Bodybreak

Heartbreak tells of the splintering, cracking,
numb knowing in your chest.

But only hints at the full-body anguish —
how the break spreads out all over.

Mean Things

The meanest things
explain so simply.

The job you hate.
The orgasm you fake.

The drinking and the
laxatives and the juicing.

The canceled plans.
The unanswered texts.

The irresponsible things.
The responsible things.

The weight in your walk and
the suck in your stomach.

A Good Martini Is Always Gin

We went to a bar for drinks after seeing a movie downtown and ordered two gin martinis. As the bartender turned away to make them, an older man eating at the bar leaned over: “You shouldn’t have to specify gin. A good martini is always gin.”

Creases

On her way outside to join us for lunch,
she misses a step and falls hard to the ground.
We rush to help her but she laughs us off,
disappears inside. Later, she comes back out.
I look at her. She winks.

Lost is Found

I drove out to Muir Beach the day before my thirtieth birthday. I felt a deep pull inside me to go and to go alone. A ritual of release and welcome. I walked slowly back and forth along the shore. The waves, edged in white foam, rushed to touch my feet and ankles and shins and then receded, over and over again.

On the beach, I saw a glowing orb in the sand. I thought it was sea glass, but when I picked it up it turned out to be a small piece of shell, worn smooth by the waves. The iridescent underside had caught the sunlight and reflected an eye-catching turquoise. The top was a faded blue and on it were three white lines.

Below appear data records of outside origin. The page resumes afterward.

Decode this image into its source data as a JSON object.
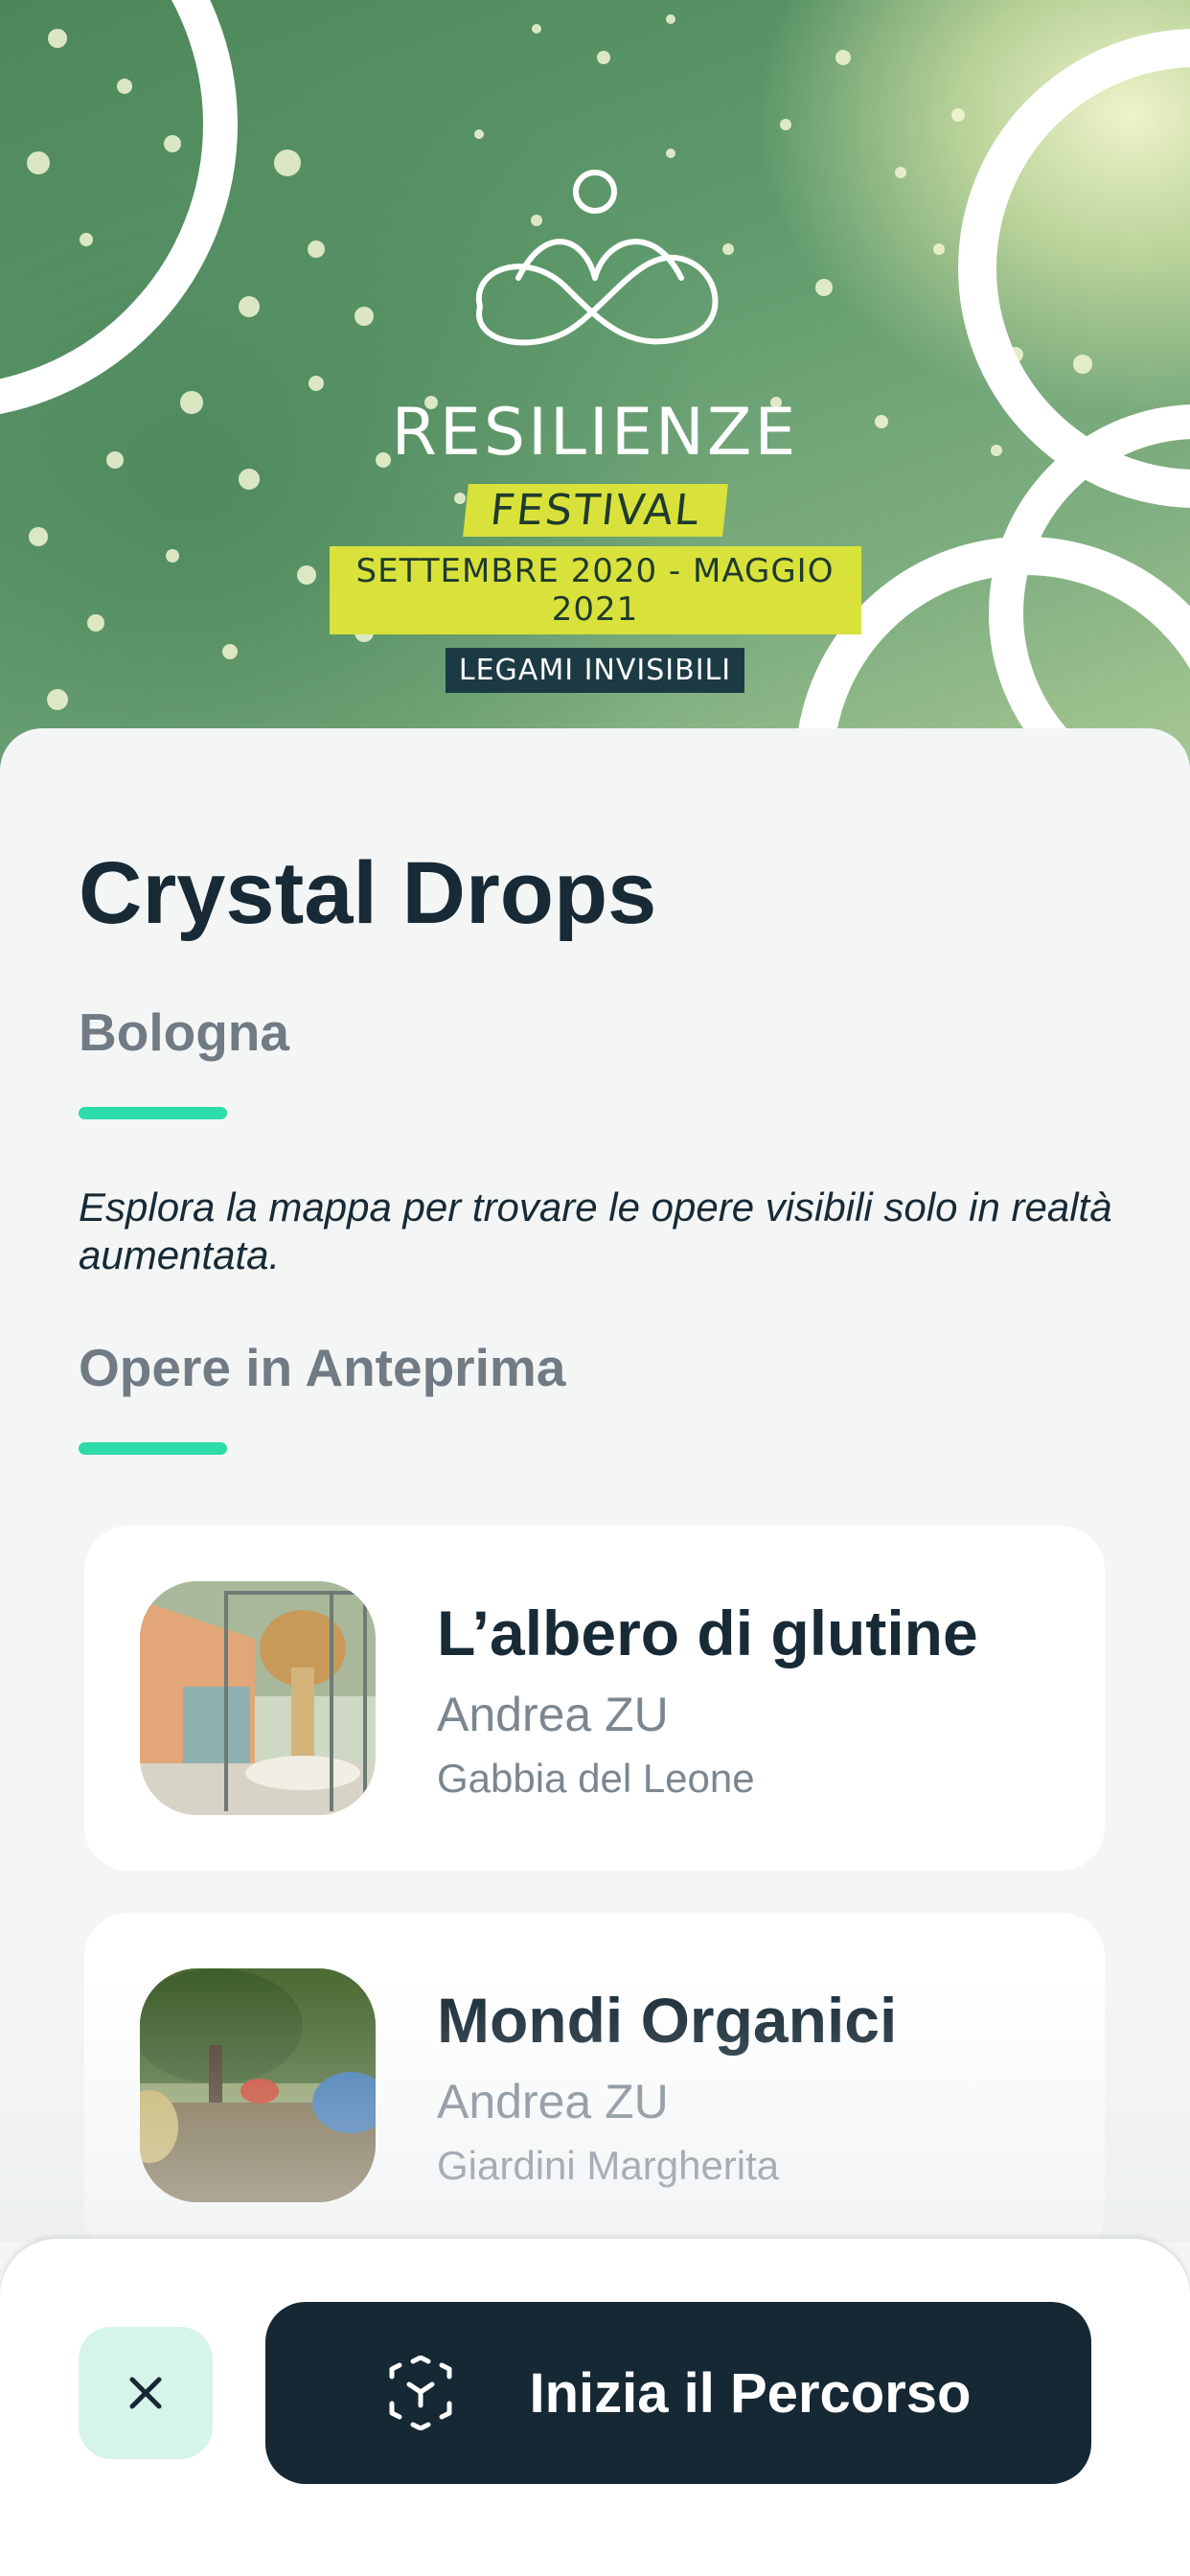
{
  "hero": {
    "logo_title": "RESILIENZE",
    "logo_tag": "FESTIVAL",
    "logo_dates": "SETTEMBRE 2020 - MAGGIO 2021",
    "logo_sub": "LEGAMI INVISIBILI"
  },
  "main": {
    "title": "Crystal Drops",
    "city": "Bologna",
    "description": "Esplora la mappa per trovare le opere visibili solo in realtà aumentata.",
    "section_title": "Opere in Anteprima"
  },
  "works": [
    {
      "title": "L’albero di glutine",
      "artist": "Andrea ZU",
      "place": "Gabbia del Leone"
    },
    {
      "title": "Mondi Organici",
      "artist": "Andrea ZU",
      "place": "Giardini Margherita"
    }
  ],
  "actions": {
    "close_icon": "close-icon",
    "start_icon": "ar-cube-icon",
    "start_label": "Inizia il Percorso"
  },
  "colors": {
    "accent": "#2ddca8",
    "dark": "#152834",
    "close_bg": "#d5f5ea",
    "festival_yellow": "#d9e23a"
  }
}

After I couldn’t feel my feet anymore from the cold, I walked out of the ocean and sat down on the beach. I came across this poem. I must have read it before because I’ve had the book (American Primitive) forever, but it hit me in such a fresh way. The confirmation that nothing is truly lost. The assurance that following pleasure and curiosity leads to the place where everything lost is found.

 

HONEY AT THE TABLE

It fills you with the soft
essence of vanished flowers, it becomes
a trickle sharp as a hair that you follow
from the honey pot over the table

and out the door and over the ground,
and all the while it thickens,

grows deeper and wilder, edged
with pine boughs and wet boulders,
pawprints of bobcat and bear, until

deep in the forest you
shuffle up some tree, you rip the bark,

you float into and swallow the dripping combs,
bits of the tree, crushed bees — a taste
composed of everything lost, in which everything
lost is found.

– Mary Oliver

This coming year, I hope to follow curiosity and pleasure rather than fear. I want to embrace both joy and sorrow, to let go of expectations of how things should be and to welcome things just as they are.